- Born: Leslie Tillotson Thornton 26 May 1925 Skipton, West Riding of Yorkshire, England
- Died: 9 February 2016 (aged 90)
- Education: Leeds College of Art, Royal College of Art
- Known for: Sculpture
- Movement: Modernism, Abstract art

= Leslie Thornton (sculptor) =

English sculptor (1925–2016)

Leslie Tillotson Thornton (26 May 1925 – 9 February 2016) was an English sculptor.

==Education and early life==
Born in Skipton, West Riding of Yorkshire, Thornton attended Keighley Art School from 1940 to 1942 before being conscripted to work as a Bevin Boy in the Yorkshire coalmines to aid the war effort in 1943. From 1945 to 1948 he attended Leeds College of Art on a County Art Scholarship and from 1948 to 1951 trained at the sculpture school of the Royal College of Art.

==Career==
In 1951 Thornton graduated from the Royal College of Art and joined the Royal Society of British Sculptors. He began work as a visiting lecturer at Bromley School of Art, Hammersmith School of Art and Central School of Art, before taking the post of Senior Lecturer at the University of Sunderland in 1965. In 1970 he left this position to head up the Sculpture Department at the University of Stafford.

Thornton was a sculptor linked to the celebrated Geometry of Fear group which redefined the medium in post-war Britain. He considered line rather than mass to be the expression of a more urgent fleetingly emotive quality in the uneasy atmosphere of the immediate post war years.
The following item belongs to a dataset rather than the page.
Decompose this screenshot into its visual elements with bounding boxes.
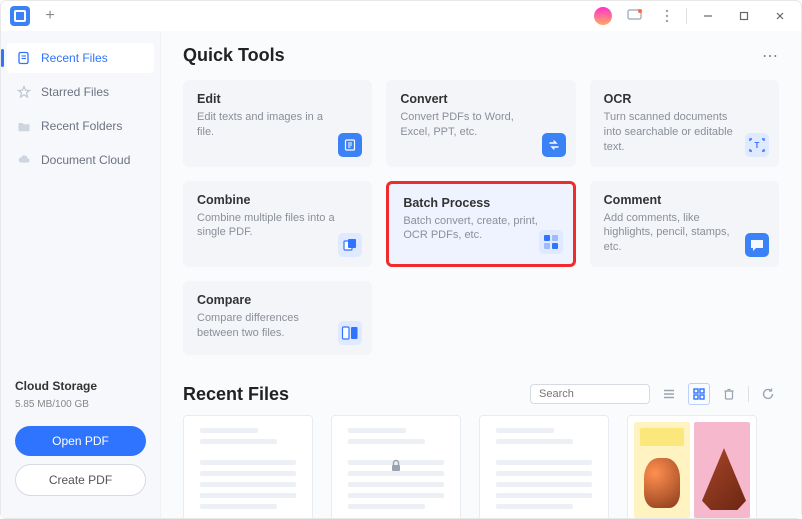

Thornton sculpted in metal having been inspired by the idea of making three-dimensional equivalents of the drawings of Rembrandt, which he hugely admired. This he achieved by welding “a little comb” of tiny, fine metal rods to emulate Rembrandt's cross-hatching, a theory he successfully put into practice in one of his earliest sculptures, Roundabout 1955, Peggy Guggenheim Collection.

His key sculptures from the 1950s and 1960s were designed and welded individually rather than cast in a series and are therefore now very rare.

In 1955, Thornton joined Eduardo Paolozzi, Kenneth Armitage and Elizabeth Frink for the British Council's internationally touring Young British Sculptors exhibition, and the Institute of Contemporary Arts included some of his work in their New Sculptors Exhibition in London. The same year he showed at the New Sculptors and Painters Exhibition at the Institute of Contemporary Arts in London. In 1956 he was included in the landmark This is Tomorrow exhibition at the Whitechapel Art Gallery and in 1957 he held his first solo exhibition at the Gimpel Fils Gallery in London. During the 1960s his sculpture appeared in group exhibitions across Europe and America. In 1961 he was commissioned to create a work for the Daily Mirror building, In 1965 he was commissioned to make two crucifixes for St Louis Priory in Missouri, and in 1968 he was commissioned to make a third for St Ignatius' College, Enfield. In 1969 he published an 8-page book, titled Recent Sculpture

In 2004 the Moore Institute in Leeds included him in their 100 Years of Sculpture exhibition, and from 2007 to 2009 he appeared in the Arts Council's touring Geometry of Fear exhibition.

Thornton's sculpture is represented in major international private and public collections including: the Peggy Guggenheim Collection, Venice; the Museum of Modern Art, New York; the Arts Council of Great Britain; Leeds City Art Gallery; Northern Arts Council; Scottish National Gallery of Modern Art, City of Art Museum, St Louis, US; the Albright-Knox Gallery, Buffalo, New York; the Felton Bequest, Australia; St Louis Priory, Missouri, US.

Thornton had a daughter named Lisa Jane, a son named David and two grandchildren Stephanie and James.